A CAMPAIGNER from the decisive and controversial Battle of Orgreave during the 1984 miners' strike will the guest speaker at Bridgwater Trades Union Council AGM.

Barbara Jackson who was a National Union of Miners (NUM)picketer on that fateful day of June 18, 1984, will be giving a talk at the meeting which takes place at the GWRSA Railway Club on Wellington Road at 7pm on Thursday, January 26.

Hundreds of union members headed to Orgreave to picket the huge coking plant at Orgreave near Scunthorpe, and a violent riot broke out.

Contemporary reports said the police were reacting in self-defence to the miners' aggressive behaviour but later evidence strongly suggested that the police orchestrated the riot to strike a pivotal blow in the long-running miners' strike.

Barbara Jackson was a young NUM member on strike for the whole of the 1984/5 strike. 

She was a clerical officer at the National Coal Board Sheffield Regional Office, (COSA Section of the NUM) and was one of only nine COSA members on strike on that building.

Thirty years on, and, like thousands of other NUM veterans, supporters of the fight of Hillsborough victims’ families to bring the South Yorkshire Police to face justice, Barbara Jackson is a leader of Orgreave veterans campaigning to receive some belated justice.

No NUM picket was ever found guilty of any offence at Orgreave. 

In 2017, 33 years later, the campaigners say the case for justice, and, initially, a full government-supported public inquiry, is unanswerable.

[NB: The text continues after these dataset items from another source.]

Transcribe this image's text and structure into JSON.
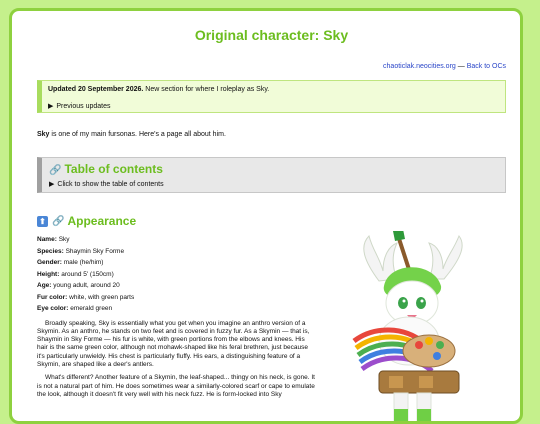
{
  "title": "Original character: Sky",
  "top_links": {
    "site": "chaoticlak.neocities.org",
    "sep": "—",
    "back": "Back to OCs"
  },
  "notice": {
    "bold": "Updated 20 September 2026.",
    "text": " New section for where I roleplay as Sky.",
    "details": "Previous updates"
  },
  "intro": {
    "name": "Sky",
    "text": " is one of my main fursonas. Here's a page all about him."
  },
  "toc": {
    "heading": "Table of contents",
    "details": "Click to show the table of contents"
  },
  "appearance": {
    "heading": "Appearance",
    "facts": [
      {
        "label": "Name:",
        "value": "Sky"
      },
      {
        "label": "Species:",
        "value": "Shaymin Sky Forme"
      },
      {
        "label": "Gender:",
        "value": "male (he/him)"
      },
      {
        "label": "Height:",
        "value": "around 5' (150cm)"
      },
      {
        "label": "Age:",
        "value": "young adult, around 20"
      },
      {
        "label": "Fur color:",
        "value": "white, with green parts"
      },
      {
        "label": "Eye color:",
        "value": "emerald green"
      }
    ],
    "para1": "Broadly speaking, Sky is essentially what you get when you imagine an anthro version of a Skymin. As an anthro, he stands on two feet and is covered in fuzzy fur. As a Skymin — that is, Shaymin in Sky Forme — his fur is white, with green portions from the elbows and knees. His hair is the same green color, although not mohawk-shaped like his feral brethren, just because it's particularly unwieldy. His chest is particularly fluffy. His ears, a distinguishing feature of a Skymin, are shaped like a deer's antlers.",
    "para2": "What's different? Another feature of a Skymin, the leaf-shaped... thingy on his neck, is gone. It is not a natural part of him. He does sometimes wear a similarly-colored scarf or cape to emulate the look, although it doesn't fit very well with his neck fuzz. He is form-locked into Sky"
  }
}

In June 2015 the Independent Police Complaints Commission report on Orgreave said there was 'evidence of excessive violence by police officers, a false narrative from police exaggerating violence by miners, perjury by officers giving evidence to prosecute the arrested men, and an apparent cover-up of that perjury by senior officers.' 

However last year Home Secretary Amber Rudd said there would be no review or inquiry into Orgreave.